"That's sus": What it Means and What Made it Popular
Despite what stubborn grammar teachers might say, language is democratic. New words and phrases are invented and adopted into standard English on a regular basis, often as a result of repeated usage in mainstream culture. One recent example of this phenomenon is the word "sus," which has been around for many years, but more recently became popularized by the Among Us video game community.
What does it mean?
Sus (adjective, pronounced "suhss," as in "some" or "suspect")
The word sus has a long history. Today, it is most often understood as a short form of the words "suspect" and "suspicious," and it usually describes something or someone who seems suspicious, strange, or off. In the case of a person, they can look sus or act sus. You can use the word in a variety of sentences, such as:
"You're acting (kind of/a little/a bit) sus."
"He's being sus."
"Don't be so sus."
"This soup looks a little sus."
"He looks a little sus. Are you sure he's not an undercover police officer?"
Basically, if something or someone seems a little suspicious, you can say it is sus. Any one of these scenarios could be considered sus:
You open your closet and see that one of your t-shirts is missing, then see your roommate wearing one with the same design. They say they bought it. "No way. That's too sus."
Your neighbour looks through your garbage when they think no one is looking. "That's so sus."
Your children have been upstairs for the past 30 minutes and haven't made any noise. They're usually very noisy. "Hmm, that's a little sus. I should go check on them."

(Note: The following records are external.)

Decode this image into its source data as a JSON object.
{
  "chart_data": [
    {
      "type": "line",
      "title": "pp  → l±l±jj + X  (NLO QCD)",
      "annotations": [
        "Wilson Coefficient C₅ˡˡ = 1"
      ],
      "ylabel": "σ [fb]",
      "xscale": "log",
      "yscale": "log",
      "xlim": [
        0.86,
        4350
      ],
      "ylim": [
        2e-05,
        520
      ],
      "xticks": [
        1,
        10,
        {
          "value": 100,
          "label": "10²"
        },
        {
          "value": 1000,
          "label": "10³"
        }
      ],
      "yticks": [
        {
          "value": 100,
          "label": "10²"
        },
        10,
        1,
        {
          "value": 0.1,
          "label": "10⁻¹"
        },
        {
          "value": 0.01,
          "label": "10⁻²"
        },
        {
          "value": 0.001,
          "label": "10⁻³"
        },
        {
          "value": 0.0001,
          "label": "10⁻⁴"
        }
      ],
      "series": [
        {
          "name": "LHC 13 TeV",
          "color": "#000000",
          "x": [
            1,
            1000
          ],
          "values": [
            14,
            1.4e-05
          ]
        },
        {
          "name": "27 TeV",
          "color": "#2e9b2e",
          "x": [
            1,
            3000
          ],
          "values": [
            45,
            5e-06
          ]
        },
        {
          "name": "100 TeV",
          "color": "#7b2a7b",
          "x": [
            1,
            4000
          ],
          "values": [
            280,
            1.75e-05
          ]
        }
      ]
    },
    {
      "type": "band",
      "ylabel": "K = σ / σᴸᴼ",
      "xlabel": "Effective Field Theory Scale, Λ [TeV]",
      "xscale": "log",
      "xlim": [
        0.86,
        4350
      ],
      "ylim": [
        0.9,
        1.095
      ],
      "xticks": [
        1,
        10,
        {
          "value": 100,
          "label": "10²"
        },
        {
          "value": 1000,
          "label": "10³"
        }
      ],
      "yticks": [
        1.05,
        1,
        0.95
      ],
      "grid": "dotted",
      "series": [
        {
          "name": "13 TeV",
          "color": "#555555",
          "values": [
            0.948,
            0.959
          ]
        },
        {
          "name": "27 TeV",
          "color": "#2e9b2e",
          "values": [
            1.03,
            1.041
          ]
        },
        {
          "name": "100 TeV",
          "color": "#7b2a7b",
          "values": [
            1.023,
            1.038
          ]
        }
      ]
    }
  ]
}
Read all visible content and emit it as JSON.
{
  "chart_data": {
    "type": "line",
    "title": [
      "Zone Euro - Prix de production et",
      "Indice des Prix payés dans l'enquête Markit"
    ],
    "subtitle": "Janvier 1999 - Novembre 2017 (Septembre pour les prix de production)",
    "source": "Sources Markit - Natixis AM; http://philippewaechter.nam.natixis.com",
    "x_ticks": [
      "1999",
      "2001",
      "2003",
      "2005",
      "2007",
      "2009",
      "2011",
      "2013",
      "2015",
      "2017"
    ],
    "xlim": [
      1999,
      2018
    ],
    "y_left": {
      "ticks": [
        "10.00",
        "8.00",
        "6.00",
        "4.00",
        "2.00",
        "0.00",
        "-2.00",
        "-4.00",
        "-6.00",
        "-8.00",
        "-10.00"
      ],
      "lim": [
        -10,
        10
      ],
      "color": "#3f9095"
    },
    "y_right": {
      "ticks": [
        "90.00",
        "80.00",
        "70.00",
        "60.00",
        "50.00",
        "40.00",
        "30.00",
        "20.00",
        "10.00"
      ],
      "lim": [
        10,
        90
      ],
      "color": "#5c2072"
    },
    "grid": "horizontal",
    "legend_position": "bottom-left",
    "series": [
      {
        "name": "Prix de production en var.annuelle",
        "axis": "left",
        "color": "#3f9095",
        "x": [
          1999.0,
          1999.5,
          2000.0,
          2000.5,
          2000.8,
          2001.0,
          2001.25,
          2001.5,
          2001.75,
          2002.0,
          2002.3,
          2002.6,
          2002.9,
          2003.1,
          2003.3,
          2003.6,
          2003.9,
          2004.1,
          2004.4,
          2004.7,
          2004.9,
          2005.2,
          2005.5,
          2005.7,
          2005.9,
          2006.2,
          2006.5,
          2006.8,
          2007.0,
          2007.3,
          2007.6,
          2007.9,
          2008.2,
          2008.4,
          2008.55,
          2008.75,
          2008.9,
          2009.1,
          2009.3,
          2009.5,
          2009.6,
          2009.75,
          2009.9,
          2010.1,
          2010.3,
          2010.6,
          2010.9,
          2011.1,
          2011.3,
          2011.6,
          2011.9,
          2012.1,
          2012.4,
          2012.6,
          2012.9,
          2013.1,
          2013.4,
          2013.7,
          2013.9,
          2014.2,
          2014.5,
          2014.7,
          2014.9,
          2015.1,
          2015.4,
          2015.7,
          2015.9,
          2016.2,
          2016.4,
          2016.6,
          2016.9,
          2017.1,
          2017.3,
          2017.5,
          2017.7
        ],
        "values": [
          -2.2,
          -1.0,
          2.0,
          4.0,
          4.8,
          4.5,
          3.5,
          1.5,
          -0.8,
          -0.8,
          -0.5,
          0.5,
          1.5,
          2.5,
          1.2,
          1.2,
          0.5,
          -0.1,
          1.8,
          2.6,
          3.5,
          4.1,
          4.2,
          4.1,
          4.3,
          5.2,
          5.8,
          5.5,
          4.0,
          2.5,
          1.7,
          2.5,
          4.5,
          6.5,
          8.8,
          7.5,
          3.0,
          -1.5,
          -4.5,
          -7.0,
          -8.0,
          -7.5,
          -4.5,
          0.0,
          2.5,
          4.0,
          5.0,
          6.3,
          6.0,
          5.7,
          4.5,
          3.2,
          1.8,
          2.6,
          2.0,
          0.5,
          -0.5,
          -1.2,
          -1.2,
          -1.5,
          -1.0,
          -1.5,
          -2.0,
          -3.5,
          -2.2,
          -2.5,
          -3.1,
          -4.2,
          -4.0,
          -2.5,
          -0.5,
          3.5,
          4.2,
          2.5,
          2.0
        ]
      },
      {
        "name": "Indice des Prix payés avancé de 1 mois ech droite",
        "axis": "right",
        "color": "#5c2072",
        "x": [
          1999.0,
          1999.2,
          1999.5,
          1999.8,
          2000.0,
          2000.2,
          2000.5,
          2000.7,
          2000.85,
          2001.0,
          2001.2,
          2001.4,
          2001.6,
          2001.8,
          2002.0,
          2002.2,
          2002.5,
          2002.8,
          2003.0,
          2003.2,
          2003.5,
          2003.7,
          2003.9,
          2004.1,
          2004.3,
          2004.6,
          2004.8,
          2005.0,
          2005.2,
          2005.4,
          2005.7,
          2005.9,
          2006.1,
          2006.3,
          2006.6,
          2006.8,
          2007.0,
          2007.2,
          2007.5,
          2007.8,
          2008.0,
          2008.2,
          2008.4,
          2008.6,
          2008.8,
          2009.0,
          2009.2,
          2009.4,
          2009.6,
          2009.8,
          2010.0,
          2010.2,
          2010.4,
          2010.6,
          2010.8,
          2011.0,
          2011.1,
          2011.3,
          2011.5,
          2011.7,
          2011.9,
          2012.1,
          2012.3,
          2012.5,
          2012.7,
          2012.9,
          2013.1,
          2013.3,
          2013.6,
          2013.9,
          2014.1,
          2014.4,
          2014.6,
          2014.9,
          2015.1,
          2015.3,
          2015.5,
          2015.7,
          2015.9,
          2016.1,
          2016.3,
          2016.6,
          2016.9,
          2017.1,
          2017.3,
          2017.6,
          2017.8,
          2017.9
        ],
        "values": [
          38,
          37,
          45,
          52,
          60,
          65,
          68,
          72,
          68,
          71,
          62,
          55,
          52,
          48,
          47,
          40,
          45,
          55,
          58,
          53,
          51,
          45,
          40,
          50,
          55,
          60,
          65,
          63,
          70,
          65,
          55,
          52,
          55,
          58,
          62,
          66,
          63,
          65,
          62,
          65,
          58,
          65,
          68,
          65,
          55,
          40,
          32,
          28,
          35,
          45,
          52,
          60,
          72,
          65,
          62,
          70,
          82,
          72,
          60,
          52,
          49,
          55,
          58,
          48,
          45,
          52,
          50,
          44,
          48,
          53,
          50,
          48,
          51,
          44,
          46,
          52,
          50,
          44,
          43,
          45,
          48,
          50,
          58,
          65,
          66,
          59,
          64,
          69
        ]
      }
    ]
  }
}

As you can see, many things can be considered sus.
What made it popular?
In Among Us, the word is used to make a judgment about a player whom you think is "the imposter." What does that mean? Well, in the game, you have to work with a group of other players (called crewmates) to complete different tasks on a spaceship. At the beginning of every game, you are assigned a role as a crewmate or an imposter. Usually, there is only one imposter, but it's possible to change the settings of the game so there are more.
The imposter's role is to sabotage the ship and to kill the other players before they discover him or her. The imposter can pretend to do tasks, and he or she can sneak around the ship by using the vents (or "venting," as it is called by players).
The crewmates can call a meeting at any time during the game if they think they know who the imposter is, or because they have discovered a dead body.
When a meeting is called, players can chat about whom they think the imposter is. Maybe someone actually witnessed the murder, saw someone vent, or saw someone running away from the room where the murder was committed. Or maybe someone saw another player just standing in a room doing nothing instead of doing their tasks. Why were they just standing there? Were they waiting for another player to enter so they could kill them?
A meeting ends when players vote (or choose to skip their vote) on whom to eject from the ship. A good imposter will fit in with the crewmates so that no one suspects them of being the imposter!
The game was released in 2018 but only became incredibly popular in mid-2020. In September 2020, it was reported that Among Us had over 60 million daily active players.
A Final Word
Every year, dictionary companies add new words to their databases. Only time will tell if the slang adjective "sus" will be recognized by Oxford or Merriam-Webster, or if the word will simply die out as people become bored with it. Either way, it won't stop young people from using it today because, as stated above, language is democratic. People get to decide what language is used and accepted in their communities. The grammar police who don't agree with those communities are seen as kind of sus.